Clinical depression for one can drive even those with the tiniest of issues to do erratic things because that depression amplifies the issue into something major in their minds.
No, this is not a government hit or anything like that, I certain of that. Was their an underlying medical issue that wasn't noticed, I'm going to say yes, I think that's the case.
...
Then the government didn't kill him?
You sure it was a suicide? Being that he wrote about cherishing mistakes and optimism, it seems odd that he would just "commit suicide". Somthing wrong here...
and:
I wouldn't be surprised if they were also leaving out a lot of stuff about his personal life.
If that's the case, in the context of those two questions, then I'd go with the personal life thing over government assisination squad.
...
Asking and getting are two different things.
It sounds like he DID suffer from depression
http://news.msn.com/obits/aaron-swartz-26-internet-activist-programmer-is-dead?ocid=ansnews11
Doctorow wrote that Swartz had "problems with depression for many years."
Swartz himself described his struggles with dark feelings.
What is normal?
Sounds like he suffered from depression
Doctorow wrote that Swartz had "problems with depression for many years."
Swartz himself described his struggles with dark feelings.
In an online account of his life and work, Swartz said he became "miserable" after going to work at the San Francisco offices of Wired after Reddit was acquired by Condé Nast.
"I took a long Christmas vacation," he wrote. "I got sick. I thought of suicide. I ran from the police. And when I got back on Monday morning, I was asked to resign."
obama harassed him
The only thing I know for sure
thoughts
But is he Batman, or the Joker ;)?
The evidence apparently includes evidence for entering a building physically that is private property and forbids trespassing. This isn't a case of merely disregarding the terms and conditions on a website.
Frankly, I'm surprised they didn't throw in trespassing and copyright violations as well, as ultimately the purpose of the suit was to protect the copyrights of the JSTOR archive.
In any case, from what I'm reading (some other publically available documents in addition to what TechDirt provided), they were still giving their evidence to the court - I don't see that the arguments had really started in the case. But then again, there are sealed documents, so it's hard to say.
In any case, it really looks like TechDirt didn't even bother to read the document they so kindly embedded into their own website. And apparently, neither did ZDNet.

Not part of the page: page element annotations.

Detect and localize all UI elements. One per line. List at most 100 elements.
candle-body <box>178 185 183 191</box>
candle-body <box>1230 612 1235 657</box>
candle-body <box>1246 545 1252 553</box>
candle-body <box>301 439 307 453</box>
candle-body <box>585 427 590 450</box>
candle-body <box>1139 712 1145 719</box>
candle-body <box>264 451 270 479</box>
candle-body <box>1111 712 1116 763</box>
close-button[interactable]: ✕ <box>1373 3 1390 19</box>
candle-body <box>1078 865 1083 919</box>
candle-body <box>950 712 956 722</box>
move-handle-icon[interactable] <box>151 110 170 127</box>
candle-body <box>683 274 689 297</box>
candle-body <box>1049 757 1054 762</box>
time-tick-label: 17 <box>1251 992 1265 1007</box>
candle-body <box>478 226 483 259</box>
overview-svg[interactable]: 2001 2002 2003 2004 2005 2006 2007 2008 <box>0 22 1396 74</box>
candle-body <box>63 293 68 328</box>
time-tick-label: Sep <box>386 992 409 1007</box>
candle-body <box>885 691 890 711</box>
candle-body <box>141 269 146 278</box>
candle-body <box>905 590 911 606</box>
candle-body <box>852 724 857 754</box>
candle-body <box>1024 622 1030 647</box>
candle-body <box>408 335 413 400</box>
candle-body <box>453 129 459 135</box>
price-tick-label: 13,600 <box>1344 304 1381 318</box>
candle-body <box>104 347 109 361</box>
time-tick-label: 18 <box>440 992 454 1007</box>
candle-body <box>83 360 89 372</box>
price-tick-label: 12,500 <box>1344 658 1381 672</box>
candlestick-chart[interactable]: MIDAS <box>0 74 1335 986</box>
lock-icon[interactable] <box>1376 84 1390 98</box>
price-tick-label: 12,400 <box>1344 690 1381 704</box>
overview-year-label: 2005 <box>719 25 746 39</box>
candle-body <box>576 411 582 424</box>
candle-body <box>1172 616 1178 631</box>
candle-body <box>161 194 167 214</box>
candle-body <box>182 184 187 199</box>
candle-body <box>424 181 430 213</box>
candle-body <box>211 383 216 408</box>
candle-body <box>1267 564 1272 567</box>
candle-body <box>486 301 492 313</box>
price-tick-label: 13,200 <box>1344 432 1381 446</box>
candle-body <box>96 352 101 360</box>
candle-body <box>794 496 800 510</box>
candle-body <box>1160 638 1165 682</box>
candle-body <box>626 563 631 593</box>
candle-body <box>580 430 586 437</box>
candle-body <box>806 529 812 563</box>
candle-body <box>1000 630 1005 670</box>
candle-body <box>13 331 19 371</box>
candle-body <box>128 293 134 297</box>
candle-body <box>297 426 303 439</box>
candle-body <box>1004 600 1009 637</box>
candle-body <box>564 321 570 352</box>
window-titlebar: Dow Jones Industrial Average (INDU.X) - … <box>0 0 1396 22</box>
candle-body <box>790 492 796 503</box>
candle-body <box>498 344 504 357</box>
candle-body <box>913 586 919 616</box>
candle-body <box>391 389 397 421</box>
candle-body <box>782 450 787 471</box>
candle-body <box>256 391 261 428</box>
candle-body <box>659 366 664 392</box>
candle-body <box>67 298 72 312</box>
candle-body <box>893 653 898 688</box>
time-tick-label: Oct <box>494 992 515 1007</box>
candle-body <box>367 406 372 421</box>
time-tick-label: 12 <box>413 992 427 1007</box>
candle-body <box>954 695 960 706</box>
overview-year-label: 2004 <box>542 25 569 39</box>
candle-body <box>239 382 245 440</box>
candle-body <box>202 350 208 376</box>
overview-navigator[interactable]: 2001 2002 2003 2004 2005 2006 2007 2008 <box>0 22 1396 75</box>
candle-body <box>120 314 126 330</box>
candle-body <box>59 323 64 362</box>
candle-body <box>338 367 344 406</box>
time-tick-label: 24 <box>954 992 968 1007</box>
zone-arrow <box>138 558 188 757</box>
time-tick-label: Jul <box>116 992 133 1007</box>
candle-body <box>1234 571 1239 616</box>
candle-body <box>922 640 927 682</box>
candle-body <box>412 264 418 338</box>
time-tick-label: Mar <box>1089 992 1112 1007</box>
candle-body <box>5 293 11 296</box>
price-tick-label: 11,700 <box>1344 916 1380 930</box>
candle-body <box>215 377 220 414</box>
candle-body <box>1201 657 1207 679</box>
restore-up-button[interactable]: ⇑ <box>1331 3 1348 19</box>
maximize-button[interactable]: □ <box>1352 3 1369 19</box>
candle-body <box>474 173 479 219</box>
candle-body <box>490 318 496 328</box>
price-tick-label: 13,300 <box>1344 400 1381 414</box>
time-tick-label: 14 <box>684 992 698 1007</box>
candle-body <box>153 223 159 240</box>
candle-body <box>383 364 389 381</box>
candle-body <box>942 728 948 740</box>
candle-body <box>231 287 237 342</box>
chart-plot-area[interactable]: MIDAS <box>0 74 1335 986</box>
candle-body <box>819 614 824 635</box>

All of which confirms how lousy tech journalism has become.
And TechDirt makes a big whine about stealing.
But he wasn't just charged with "stealing."
He was also charged with wire fraud and computer fraud. The counts of stealing could've been thrown out, and he still may have been found guilty of of the other counts.
Not to mention the law itself doesn't refer to it as theft or stealing. Even if the charge was perhaps worded poorly, the law would have still been upheld.
You just don't break into private property and start downloading whatever data you find, mmkay? I don't really see what's so hard to understand about that.
Some clarification
That explains why the trespassing and copyright charges never came - JSTOR itself wasn't interested in continuing litigation.
Yeah.
I turned right on red once, despite there being a sign not to. There wasn't another car on the road. ....there was, however, one in the opposing parking lot - a cop car. I got a ticket.
A week later, the sign came down. I still had to pay my ticket.
These things happen. You have to work within the law or chance the consequences. I break the law every day (for stupid things, like Jaywalking). But I realize those are laws and if I get caught, I'll have to pay a penalty. Not all laws are good, and some deserve to be fought. But you may not always win that fight. This is a risk we all take.
But I am sick and tired of people breaking the law and then having the gall to be RESENTFUL when the law is actually enforced. Grow up.